Saturday, October 18, 2008

Craptop

So Jesse bought this laptop off of craigslist in February or so, not long after his previous laptop got stolen while we were asleep in his car on our HONEYMOON. If you can call it that.

It was a reincarnation of aforementioned stolen laptop, only real laptop reincarnations are supposed to be identical - I don't think HP goes out and makes them all just a lil' different for excitement's sake. Except this laptop was not identical. It had been owned by a GIRL. And a sissy one, apparently, though I never met her because the whole transaction was done in a dark parking lot. Wait.

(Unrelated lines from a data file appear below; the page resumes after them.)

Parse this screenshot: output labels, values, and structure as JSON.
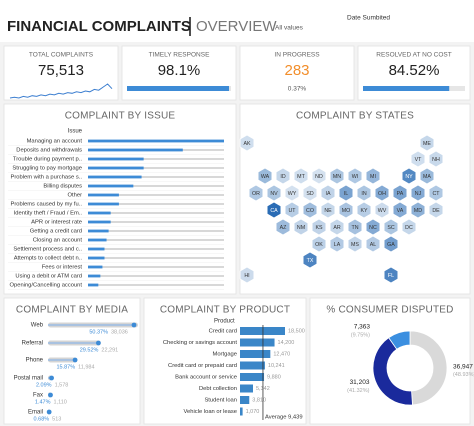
{
  "header": {
    "title": "FINANCIAL COMPLAINTS",
    "subtitle": "OVERVIEW",
    "filter": "All values",
    "date_label": "Date Sumbited"
  },
  "kpis": [
    {
      "label": "TOTAL COMPLAINTS",
      "value": 75513,
      "value_label": "75,513",
      "sparkline": [
        8,
        9,
        8,
        10,
        9,
        11,
        10,
        12,
        11,
        13,
        12,
        14,
        13,
        15,
        14,
        16,
        15,
        17,
        16,
        19,
        18,
        22,
        26,
        20
      ]
    },
    {
      "label": "TIMELY RESPONSE",
      "value": 98.1,
      "value_label": "98.1%",
      "xlim": [
        0,
        100
      ]
    },
    {
      "label": "IN PROGRESS",
      "value": 283,
      "value_label": "283",
      "share": 0.37,
      "share_label": "0.37%"
    },
    {
      "label": "RESOLVED AT NO COST",
      "value": 84.52,
      "value_label": "84.52%",
      "xlim": [
        0,
        100
      ]
    }
  ],
  "chart_data": [
    {
      "type": "bar",
      "title": "COMPLAINT BY ISSUE",
      "category_label": "Issue",
      "color": "#3d8bd6",
      "categories": [
        "Managing an account",
        "Deposits and withdrawals",
        "Trouble during payment p..",
        "Struggling to pay mortgage",
        "Problem with a purchase s..",
        "Billing disputes",
        "Other",
        "Problems caused by my fu..",
        "Identity theft / Fraud / Em..",
        "APR or interest rate",
        "Getting a credit card",
        "Closing an account",
        "Settlement process and c..",
        "Attempts to collect debt n..",
        "Fees or interest",
        "Using a debit or ATM card",
        "Opening/Cancelling account"
      ],
      "values": [
        13200,
        9200,
        5400,
        5400,
        5200,
        4400,
        3000,
        3000,
        2200,
        2200,
        2000,
        1800,
        1600,
        1600,
        1400,
        1200,
        1000
      ]
    },
    {
      "type": "map",
      "title": "COMPLAINT BY STATES",
      "color": "#2a6cb5",
      "states": [
        "AK",
        "ME",
        "VT",
        "NH",
        "WA",
        "ID",
        "MT",
        "ND",
        "MN",
        "WI",
        "MI",
        "NY",
        "MA",
        "OR",
        "NV",
        "WY",
        "SD",
        "IA",
        "IL",
        "IN",
        "OH",
        "PA",
        "NJ",
        "CT",
        "CA",
        "UT",
        "CO",
        "NE",
        "MO",
        "KY",
        "WV",
        "VA",
        "MD",
        "DE",
        "AZ",
        "NM",
        "KS",
        "AR",
        "TN",
        "NC",
        "SC",
        "DC",
        "OK",
        "LA",
        "MS",
        "AL",
        "GA",
        "HI",
        "TX",
        "FL"
      ],
      "values": [
        150,
        300,
        150,
        250,
        1500,
        300,
        150,
        100,
        900,
        800,
        1700,
        5500,
        1500,
        800,
        900,
        100,
        100,
        400,
        3000,
        900,
        2500,
        3000,
        2500,
        800,
        9000,
        600,
        1300,
        300,
        1000,
        600,
        200,
        2500,
        2000,
        300,
        1400,
        400,
        400,
        300,
        1100,
        2500,
        900,
        300,
        500,
        700,
        400,
        700,
        3500,
        200,
        6000,
        6000
      ]
    },
    {
      "type": "bar",
      "title": "COMPLAINT BY MEDIA",
      "color": "#3d8bd6",
      "categories": [
        "Web",
        "Referral",
        "Phone",
        "Postal mail",
        "Fax",
        "Email"
      ],
      "values": [
        50.37,
        29.52,
        15.87,
        2.09,
        1.47,
        0.68
      ],
      "value_labels": [
        "50.37%",
        "29.52%",
        "15.87%",
        "2.09%",
        "1.47%",
        "0.68%"
      ],
      "counts": [
        38036,
        22291,
        11984,
        1578,
        1110,
        513
      ],
      "count_labels": [
        "38,036",
        "22,291",
        "11,984",
        "1,578",
        "1,110",
        "513"
      ]
    },
    {
      "type": "bar",
      "title": "COMPLAINT BY PRODUCT",
      "category_label": "Product",
      "color": "#3a86c8",
      "categories": [
        "Credit card",
        "Checking or savings account",
        "Mortgage",
        "Credit card or prepaid card",
        "Bank account or service",
        "Debt collection",
        "Student loan",
        "Vehicle loan or lease"
      ],
      "values": [
        18500,
        14200,
        12470,
        10241,
        9880,
        5342,
        3810,
        1070
      ],
      "value_labels": [
        "18,500",
        "14,200",
        "12,470",
        "10,241",
        "9,880",
        "5,342",
        "3,810",
        "1,070"
      ],
      "average": {
        "value": 9439,
        "label": "Average 9,439"
      }
    },
    {
      "type": "pie",
      "title": "% CONSUMER DISPUTED",
      "values": [
        36947,
        31203,
        7363
      ],
      "value_labels": [
        "36,947",
        "31,203",
        "7,363"
      ],
      "shares": [
        48.93,
        41.32,
        9.75
      ],
      "share_labels": [
        "(48.93%)",
        "(41.32%)",
        "(9.75%)"
      ],
      "colors": [
        "#d9d9d9",
        "#1a2a9c",
        "#3b8fe0"
      ]
    }
  ]
}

To make a long story shorter than it could be, the reincarnation was crap. The hard drive clicked and buzzed and made general noises of agony. And then last week, the fan started being like "OH NOES! I'm not a fan. I am a Bumblebee of Unusual Size!" It drove me insane. Imagine trying to do your government class reading assignment about economic policy, which is hard enough to pay attention to as is, while this thing in the corner of the room is going "zzzzzzzzzkkkkzzzzzzzzzzzzzzkkkkzzzzzzzzzzzzkkkKKKKKkkkzzz." Distracting. Jesse's temporary solution was to take the computer apart, which did indeed stop the noises because all the laptop's guts were on the coffee table. After he put it back together, not only was it still buzzing like an angry hornet, there were also two screws left over. Hmm.... GJ. Second solution: stick a screwdriver into the fan socket. It magically stopped buzzing... but the computer would have overheated and then melted, and I do not want to clean up liquid laptop from white carpet.

I was going to tell you about what we did next, but I find that I'm tired of typing, as I just finished my last US Government final, which is an essay test of 10 questions that takes at least 1.5 hours to complete because you are expected to be able to explain why the Social Security system is going to fail in the next 10 years, and explain it without exploding. I feel like the laptop now. Two screws loose.